La iniciativa fue presentada por el diputado Claudio de Leija Hinojosa, y la sustentó en la necesidad de armonizar las normas locales con la Constitución, de igual manera con los criterios emitidos por la Suprema Corte de Justicia y el Tribunal Electoral.
Y debe ser, pues finalmente, como dicen los jurisconsultos, en estos casos ya existe jurisprudencia, y con ello evitarán pérdidas de tiempo y pleitos o desencuentros sin sentido, es decir; con esto se dejan las reglas claras para el próximo proceso electoral.
Así que, se podría presumir, porque en política se dice que nada es causalidad o circunstancial, que la famosa reforma tiene dos lecturas.

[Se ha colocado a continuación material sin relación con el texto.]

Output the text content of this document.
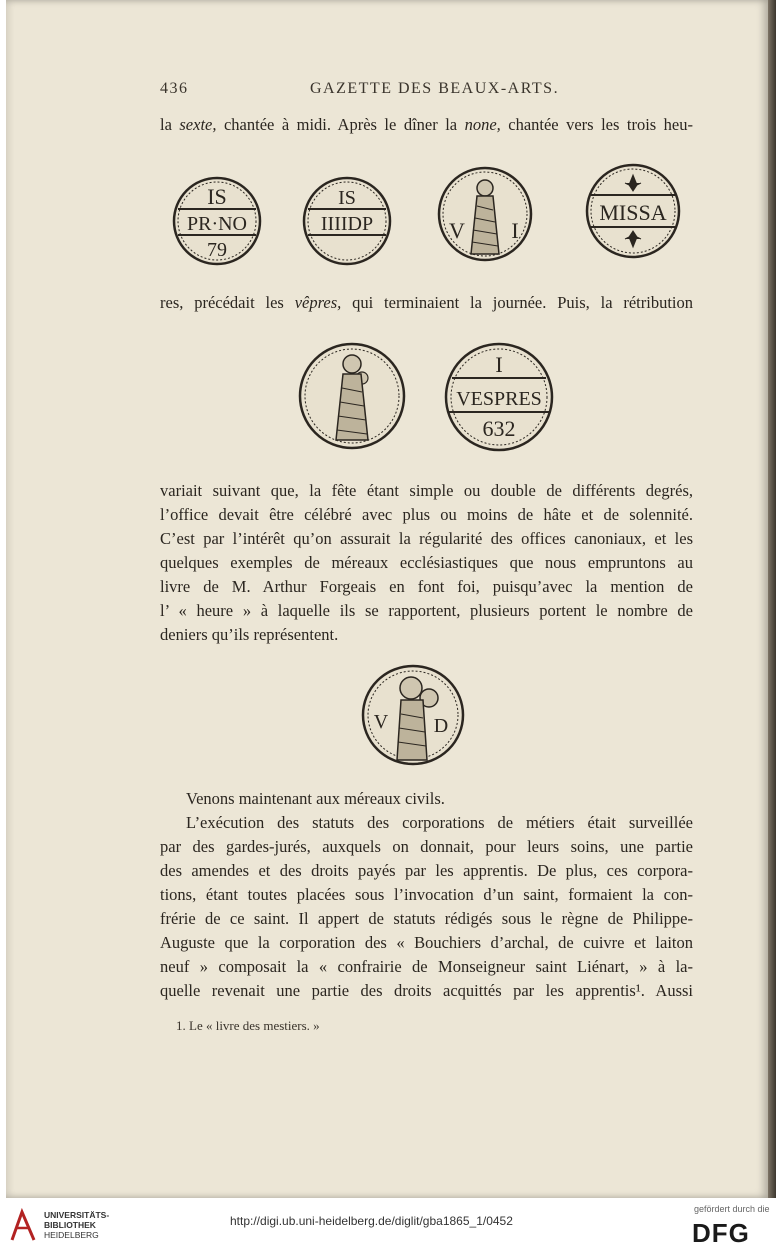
436	GAZETTE DES BEAUX-ARTS.
la sexte, chantée à midi. Après le dîner la none, chantée vers les trois heu-
IS
PR·NO
79
IS
IIIIDP	V I
MISSA
res, précédait les vêpres, qui terminaient la journée. Puis, la rétribution
I
VESPRES
632
variait suivant que, la fête étant simple ou double de différents degrés,
l’office devait être célébré avec plus ou moins de hâte et de solennité.
C’est par l’intérêt qu’on assurait la régularité des offices canoniaux, et les
quelques exemples de méreaux ecclésiastiques que nous empruntons au
livre de M. Arthur Forgeais en font foi, puisqu’avec la mention de
l’ « heure » à laquelle ils se rapportent, plusieurs portent le nombre de
deniers qu’ils représentent.
V D
Venons maintenant aux méreaux civils.
L’exécution des statuts des corporations de métiers était surveillée
par des gardes-jurés, auxquels on donnait, pour leurs soins, une partie
des amendes et des droits payés par les apprentis. De plus, ces corpora-
tions, étant toutes placées sous l’invocation d’un saint, formaient la con-
frérie de ce saint. Il appert de statuts rédigés sous le règne de Philippe-
Auguste que la corporation des « Bouchiers d’archal, de cuivre et laiton
neuf » composait la « confrairie de Monseigneur saint Liénart, » à la-
quelle revenait une partie des droits acquittés par les apprentis¹. Aussi
1. Le « livre des mestiers. »
UNIVERSITÄTS-
BIBLIOTHEK
HEIDELBERG
http://digi.ub.uni-heidelberg.de/diglit/gba1865_1/0452
gefördert durch die
DFG
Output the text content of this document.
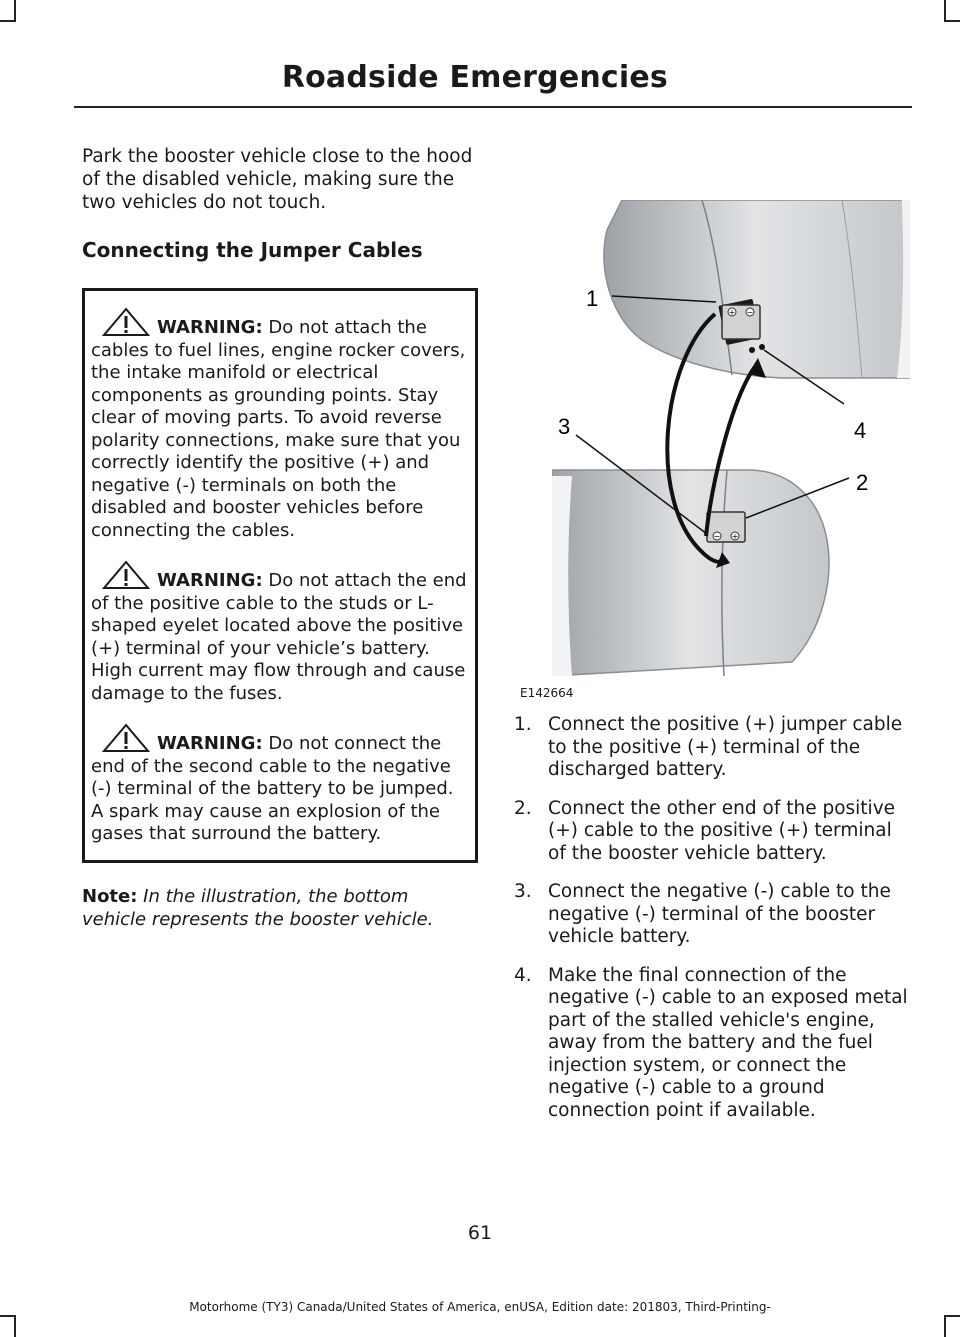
Roadside Emergencies

Park the booster vehicle close to the hood of the disabled vehicle, making sure the two vehicles do not touch.

Connecting the Jumper Cables

WARNING: Do not attach the cables to fuel lines, engine rocker covers, the intake manifold or electrical components as grounding points. Stay clear of moving parts. To avoid reverse polarity connections, make sure that you correctly identify the positive (+) and negative (-) terminals on both the disabled and booster vehicles before connecting the cables.

WARNING: Do not attach the end of the positive cable to the studs or L-shaped eyelet located above the positive (+) terminal of your vehicle’s battery. High current may flow through and cause damage to the fuses.

WARNING: Do not connect the end of the second cable to the negative (-) terminal of the battery to be jumped. A spark may cause an explosion of the gases that surround the battery.

Note: In the illustration, the bottom vehicle represents the booster vehicle.

+ −
− +
1
2
3	4
E142664
1. Connect the positive (+) jumper cable to the positive (+) terminal of the discharged battery.
2. Connect the other end of the positive (+) cable to the positive (+) terminal of the booster vehicle battery.
3. Connect the negative (-) cable to the negative (-) terminal of the booster vehicle battery.
4. Make the final connection of the negative (-) cable to an exposed metal part of the stalled vehicle's engine, away from the battery and the fuel injection system, or connect the negative (-) cable to a ground connection point if available.
61
Motorhome (TY3) Canada/United States of America, enUSA, Edition date: 201803, Third-Printing-
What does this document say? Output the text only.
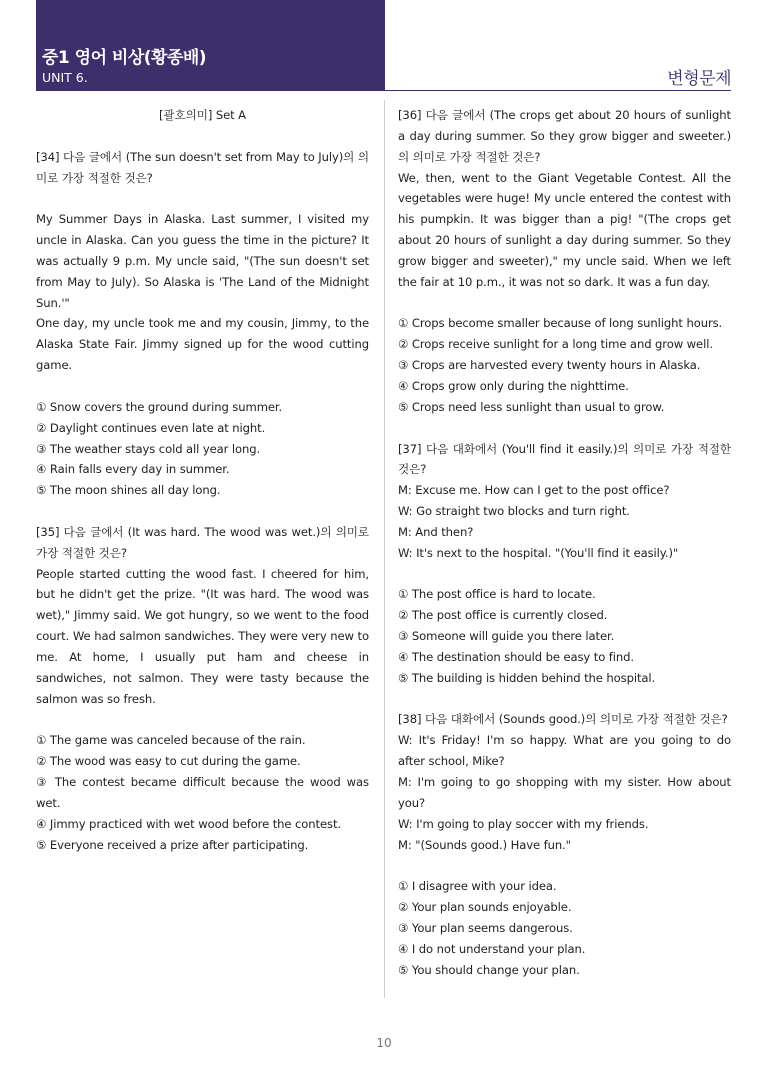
중1 영어 비상(황종배)
UNIT 6.	변형문제
[괄호의미] Set A
[34] 다음 글에서 (The sun doesn't set from May to July)의 의미로 가장 적절한 것은?
My Summer Days in Alaska. Last summer, I visited my uncle in Alaska. Can you guess the time in the picture? It was actually 9 p.m. My uncle said, "(The sun doesn't set from May to July). So Alaska is 'The Land of the Midnight Sun.'"
One day, my uncle took me and my cousin, Jimmy, to the Alaska State Fair. Jimmy signed up for the wood cutting game.
① Snow covers the ground during summer.
② Daylight continues even late at night.
③ The weather stays cold all year long.
④ Rain falls every day in summer.
⑤ The moon shines all day long.
[35] 다음 글에서 (It was hard. The wood was wet.)의 의미로 가장 적절한 것은?
People started cutting the wood fast. I cheered for him, but he didn't get the prize. "(It was hard. The wood was wet)," Jimmy said. We got hungry, so we went to the food court. We had salmon sandwiches. They were very new to me. At home, I usually put ham and cheese in sandwiches, not salmon. They were tasty because the salmon was so fresh.
① The game was canceled because of the rain.
② The wood was easy to cut during the game.
③ The contest became difficult because the wood was wet.
④ Jimmy practiced with wet wood before the contest.
⑤ Everyone received a prize after participating.
[36] 다음 글에서 (The crops get about 20 hours of sunlight a day during summer. So they grow bigger and sweeter.)의 의미로 가장 적절한 것은?
We, then, went to the Giant Vegetable Contest. All the vegetables were huge! My uncle entered the contest with his pumpkin. It was bigger than a pig! "(The crops get about 20 hours of sunlight a day during summer. So they grow bigger and sweeter)," my uncle said. When we left the fair at 10 p.m., it was not so dark. It was a fun day.
① Crops become smaller because of long sunlight hours.
② Crops receive sunlight for a long time and grow well.
③ Crops are harvested every twenty hours in Alaska.
④ Crops grow only during the nighttime.
⑤ Crops need less sunlight than usual to grow.
[37] 다음 대화에서 (You'll find it easily.)의 의미로 가장 적절한 것은?
M: Excuse me. How can I get to the post office?
W: Go straight two blocks and turn right.
M: And then?
W: It's next to the hospital. "(You'll find it easily.)"
① The post office is hard to locate.
② The post office is currently closed.
③ Someone will guide you there later.
④ The destination should be easy to find.
⑤ The building is hidden behind the hospital.
[38] 다음 대화에서 (Sounds good.)의 의미로 가장 적절한 것은?
W: It's Friday! I'm so happy. What are you going to do after school, Mike?
M: I'm going to go shopping with my sister. How about you?
W: I'm going to play soccer with my friends.
M: "(Sounds good.) Have fun."
① I disagree with your idea.
② Your plan sounds enjoyable.
③ Your plan seems dangerous.
④ I do not understand your plan.
⑤ You should change your plan.
10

Una, la bienintencionada, y esta es que la “reforma” trata de evitar que personas que tienen pendientes con la justicia lleguen al poder y se escuden con el fuero que da un puesto de elección popular.
Y Dos; la maliciosa o malintencionada, que con ello tratan de evitar o pretenden cerrarle el paso en una contienda a hombres y mujeres que tienen presencia real entre la ciudadanía, pero que enfrentan problemas con la justicia, incluso que están no solo vinculados a proceso, sino que cuentan con una prisión preventiva.
Por supuesto que los ejemplos existen, pero sería oficioso nombrarlos, pues finalmente en esos casos les asistiría la razón al inconformarse por el señalamiento. O bien dirían que es violencia política de género.
Pero finalmente con esta reforma hay que decir que las reglas quedaron claras y que la puerta está cerrada para quienes estén en este supuesto, pero, además, que aquellos que habiendo sido electos y terminen imputados y con dictamen de prisión preventiva como medida cautelar, pues serán separados del cargo y su nombramiento revocado.
Así que, alcaldes, síndicos y regidores deberán tomar conciencia, que además de las cuentas públicas, cualquier acusación por un delito doloso, podría terminar con el encanto queda el ganar una elección.